During Ontario universities’ recent return to in-person classes, I and others have recently had our first opportunities to experience lectures in-person. This has been our first time sharing physical space with peers whose virtual usernames have been peripheral to us for months, if not years. It has been a shock to feel these identities in new and much more physical ways after years of being a blank Zoom box.

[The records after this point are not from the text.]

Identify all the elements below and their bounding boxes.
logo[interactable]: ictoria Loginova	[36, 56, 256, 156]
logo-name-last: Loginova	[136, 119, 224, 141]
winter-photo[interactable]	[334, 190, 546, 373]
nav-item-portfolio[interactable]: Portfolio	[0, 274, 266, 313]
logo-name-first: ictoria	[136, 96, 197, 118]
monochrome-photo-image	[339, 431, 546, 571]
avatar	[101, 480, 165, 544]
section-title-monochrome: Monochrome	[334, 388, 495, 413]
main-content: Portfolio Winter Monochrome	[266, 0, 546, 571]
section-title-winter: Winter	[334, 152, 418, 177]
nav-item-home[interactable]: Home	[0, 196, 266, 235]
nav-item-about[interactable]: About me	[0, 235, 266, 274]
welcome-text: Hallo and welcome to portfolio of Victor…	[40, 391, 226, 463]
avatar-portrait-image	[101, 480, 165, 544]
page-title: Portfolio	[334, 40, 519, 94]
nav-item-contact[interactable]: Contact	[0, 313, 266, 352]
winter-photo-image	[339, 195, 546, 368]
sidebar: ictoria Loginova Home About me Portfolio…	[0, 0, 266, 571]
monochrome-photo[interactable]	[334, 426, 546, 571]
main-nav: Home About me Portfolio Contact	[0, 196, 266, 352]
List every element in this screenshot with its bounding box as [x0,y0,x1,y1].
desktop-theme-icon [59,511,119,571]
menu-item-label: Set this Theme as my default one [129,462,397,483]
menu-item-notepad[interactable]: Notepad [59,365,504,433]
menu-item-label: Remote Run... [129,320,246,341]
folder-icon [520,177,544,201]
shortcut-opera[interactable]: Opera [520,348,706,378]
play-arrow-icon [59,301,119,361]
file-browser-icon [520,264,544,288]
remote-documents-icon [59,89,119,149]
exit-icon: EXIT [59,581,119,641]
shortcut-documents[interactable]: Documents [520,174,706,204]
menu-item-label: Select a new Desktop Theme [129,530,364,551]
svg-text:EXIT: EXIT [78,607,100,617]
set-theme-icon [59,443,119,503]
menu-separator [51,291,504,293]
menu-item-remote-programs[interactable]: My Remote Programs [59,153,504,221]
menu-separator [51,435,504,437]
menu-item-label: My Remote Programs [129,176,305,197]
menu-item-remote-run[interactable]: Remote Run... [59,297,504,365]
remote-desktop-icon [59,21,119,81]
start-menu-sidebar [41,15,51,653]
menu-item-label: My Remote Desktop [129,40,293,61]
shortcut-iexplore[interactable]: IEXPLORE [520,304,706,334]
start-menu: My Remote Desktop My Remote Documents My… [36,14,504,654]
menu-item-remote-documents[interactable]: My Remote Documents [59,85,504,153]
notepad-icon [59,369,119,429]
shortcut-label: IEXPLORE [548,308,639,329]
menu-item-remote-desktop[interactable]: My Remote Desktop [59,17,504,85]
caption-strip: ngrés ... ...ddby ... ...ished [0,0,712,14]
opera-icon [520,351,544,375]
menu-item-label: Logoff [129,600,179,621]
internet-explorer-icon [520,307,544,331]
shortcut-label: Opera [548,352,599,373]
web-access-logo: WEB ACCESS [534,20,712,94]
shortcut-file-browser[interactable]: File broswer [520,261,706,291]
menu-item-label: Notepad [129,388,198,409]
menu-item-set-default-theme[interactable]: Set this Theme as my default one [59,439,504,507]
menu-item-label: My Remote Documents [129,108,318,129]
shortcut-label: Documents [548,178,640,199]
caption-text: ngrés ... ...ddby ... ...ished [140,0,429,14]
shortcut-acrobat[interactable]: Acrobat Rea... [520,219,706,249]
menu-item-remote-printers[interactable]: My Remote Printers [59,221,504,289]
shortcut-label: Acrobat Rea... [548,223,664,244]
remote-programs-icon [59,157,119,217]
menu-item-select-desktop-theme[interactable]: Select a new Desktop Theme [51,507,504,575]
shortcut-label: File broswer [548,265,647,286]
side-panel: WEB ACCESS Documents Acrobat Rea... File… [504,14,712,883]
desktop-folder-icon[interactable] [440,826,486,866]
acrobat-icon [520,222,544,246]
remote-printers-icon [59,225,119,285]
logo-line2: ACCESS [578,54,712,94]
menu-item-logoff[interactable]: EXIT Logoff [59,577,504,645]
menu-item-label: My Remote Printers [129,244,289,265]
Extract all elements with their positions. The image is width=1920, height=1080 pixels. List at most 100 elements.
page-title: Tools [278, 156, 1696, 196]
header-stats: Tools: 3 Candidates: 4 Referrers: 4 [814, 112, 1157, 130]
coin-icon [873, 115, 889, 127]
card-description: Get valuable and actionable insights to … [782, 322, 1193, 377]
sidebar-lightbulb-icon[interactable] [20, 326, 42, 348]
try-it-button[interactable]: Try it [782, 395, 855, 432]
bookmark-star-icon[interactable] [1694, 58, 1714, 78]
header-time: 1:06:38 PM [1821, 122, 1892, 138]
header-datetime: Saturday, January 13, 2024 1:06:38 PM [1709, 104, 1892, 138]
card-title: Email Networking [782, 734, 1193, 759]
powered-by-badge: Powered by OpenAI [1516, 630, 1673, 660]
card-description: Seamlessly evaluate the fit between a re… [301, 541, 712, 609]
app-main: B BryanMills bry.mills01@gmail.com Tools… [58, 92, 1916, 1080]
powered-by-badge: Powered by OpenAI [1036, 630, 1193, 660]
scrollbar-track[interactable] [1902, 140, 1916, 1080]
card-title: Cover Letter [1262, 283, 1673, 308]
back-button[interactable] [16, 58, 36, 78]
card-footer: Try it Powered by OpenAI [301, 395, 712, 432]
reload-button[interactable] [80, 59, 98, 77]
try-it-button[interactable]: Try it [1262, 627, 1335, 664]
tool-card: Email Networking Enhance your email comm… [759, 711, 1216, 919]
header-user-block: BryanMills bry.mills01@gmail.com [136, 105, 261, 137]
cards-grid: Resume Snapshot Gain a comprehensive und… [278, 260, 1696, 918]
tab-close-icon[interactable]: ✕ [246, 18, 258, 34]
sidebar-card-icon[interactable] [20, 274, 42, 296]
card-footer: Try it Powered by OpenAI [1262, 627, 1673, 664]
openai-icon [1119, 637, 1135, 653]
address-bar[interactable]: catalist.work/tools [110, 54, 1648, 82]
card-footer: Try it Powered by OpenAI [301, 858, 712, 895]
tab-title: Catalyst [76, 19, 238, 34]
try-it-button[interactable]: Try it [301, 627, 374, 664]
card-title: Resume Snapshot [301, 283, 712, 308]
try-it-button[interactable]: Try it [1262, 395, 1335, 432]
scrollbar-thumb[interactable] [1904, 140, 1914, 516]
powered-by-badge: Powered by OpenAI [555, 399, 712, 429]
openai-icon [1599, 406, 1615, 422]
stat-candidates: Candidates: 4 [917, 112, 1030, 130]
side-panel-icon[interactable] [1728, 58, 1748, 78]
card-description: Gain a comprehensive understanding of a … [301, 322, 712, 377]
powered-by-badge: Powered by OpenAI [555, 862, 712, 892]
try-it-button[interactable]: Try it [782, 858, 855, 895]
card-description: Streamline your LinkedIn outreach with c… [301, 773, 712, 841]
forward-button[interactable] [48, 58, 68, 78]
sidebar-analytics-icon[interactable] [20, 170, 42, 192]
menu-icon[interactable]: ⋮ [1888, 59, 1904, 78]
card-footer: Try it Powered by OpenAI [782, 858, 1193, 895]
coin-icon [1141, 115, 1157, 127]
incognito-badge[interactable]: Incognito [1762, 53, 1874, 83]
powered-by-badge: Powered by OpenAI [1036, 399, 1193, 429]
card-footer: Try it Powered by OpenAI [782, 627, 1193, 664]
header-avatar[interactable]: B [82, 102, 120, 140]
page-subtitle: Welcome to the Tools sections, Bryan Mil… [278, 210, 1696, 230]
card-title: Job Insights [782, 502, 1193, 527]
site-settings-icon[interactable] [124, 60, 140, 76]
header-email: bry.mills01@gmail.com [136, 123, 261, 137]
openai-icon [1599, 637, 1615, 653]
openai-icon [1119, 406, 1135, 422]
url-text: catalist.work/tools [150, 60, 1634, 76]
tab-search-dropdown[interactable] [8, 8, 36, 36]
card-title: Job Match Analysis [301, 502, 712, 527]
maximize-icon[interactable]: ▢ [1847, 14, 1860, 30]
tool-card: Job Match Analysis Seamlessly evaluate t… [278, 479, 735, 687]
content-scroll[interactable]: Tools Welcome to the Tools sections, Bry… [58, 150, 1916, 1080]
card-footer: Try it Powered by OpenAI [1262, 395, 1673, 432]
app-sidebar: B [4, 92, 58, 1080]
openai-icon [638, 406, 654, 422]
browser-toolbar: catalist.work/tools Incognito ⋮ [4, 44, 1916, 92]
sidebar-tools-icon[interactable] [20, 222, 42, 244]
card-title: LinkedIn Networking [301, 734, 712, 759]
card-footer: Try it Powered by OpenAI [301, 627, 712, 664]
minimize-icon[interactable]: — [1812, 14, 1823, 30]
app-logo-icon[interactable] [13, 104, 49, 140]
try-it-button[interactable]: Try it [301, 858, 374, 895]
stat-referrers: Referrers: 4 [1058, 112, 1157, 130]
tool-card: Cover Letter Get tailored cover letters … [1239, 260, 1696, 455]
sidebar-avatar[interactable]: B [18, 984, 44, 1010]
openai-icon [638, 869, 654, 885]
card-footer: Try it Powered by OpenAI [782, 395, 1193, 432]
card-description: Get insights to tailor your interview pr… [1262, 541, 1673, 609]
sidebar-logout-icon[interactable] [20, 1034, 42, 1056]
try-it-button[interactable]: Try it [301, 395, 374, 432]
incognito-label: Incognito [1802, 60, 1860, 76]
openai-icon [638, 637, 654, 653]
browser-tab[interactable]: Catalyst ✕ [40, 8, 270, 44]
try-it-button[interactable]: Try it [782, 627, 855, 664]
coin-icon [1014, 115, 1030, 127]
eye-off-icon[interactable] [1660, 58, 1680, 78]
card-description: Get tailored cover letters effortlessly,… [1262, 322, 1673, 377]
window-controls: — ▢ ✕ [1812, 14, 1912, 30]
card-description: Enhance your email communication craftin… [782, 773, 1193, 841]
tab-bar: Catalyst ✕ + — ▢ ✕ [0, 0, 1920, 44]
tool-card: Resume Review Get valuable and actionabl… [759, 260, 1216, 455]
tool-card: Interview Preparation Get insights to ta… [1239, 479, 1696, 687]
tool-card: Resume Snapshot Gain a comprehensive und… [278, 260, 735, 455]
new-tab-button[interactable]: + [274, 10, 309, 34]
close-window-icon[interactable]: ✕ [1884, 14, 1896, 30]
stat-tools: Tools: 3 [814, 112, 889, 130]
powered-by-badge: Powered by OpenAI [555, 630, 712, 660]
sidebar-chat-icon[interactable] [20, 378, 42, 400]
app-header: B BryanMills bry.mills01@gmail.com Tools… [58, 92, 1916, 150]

Although A Cyborg Manifesto’s descriptions of the cyborg identity are felt by undergraduate students today, Haraway’s conclusions do not match this current reality. Rather than opening up a new space for “affinity and unity,” these last two years have been deeply isolating for many. As North American post-secondary institutions begin our return to physical campuses and in person learning, a question opposite to the Manifesto’s “How does this blur come about?” emerges:

How do we un-blur? Can we? Should we?

At this point, we are in a space beyond what Haraway could have predicted in 1985. The blur has lost its appeal. As pandemic restrictions continue to loosen, questions of blur and un-blur will continue to be raised as institutions create new post-pandemic post-secondary learning environments.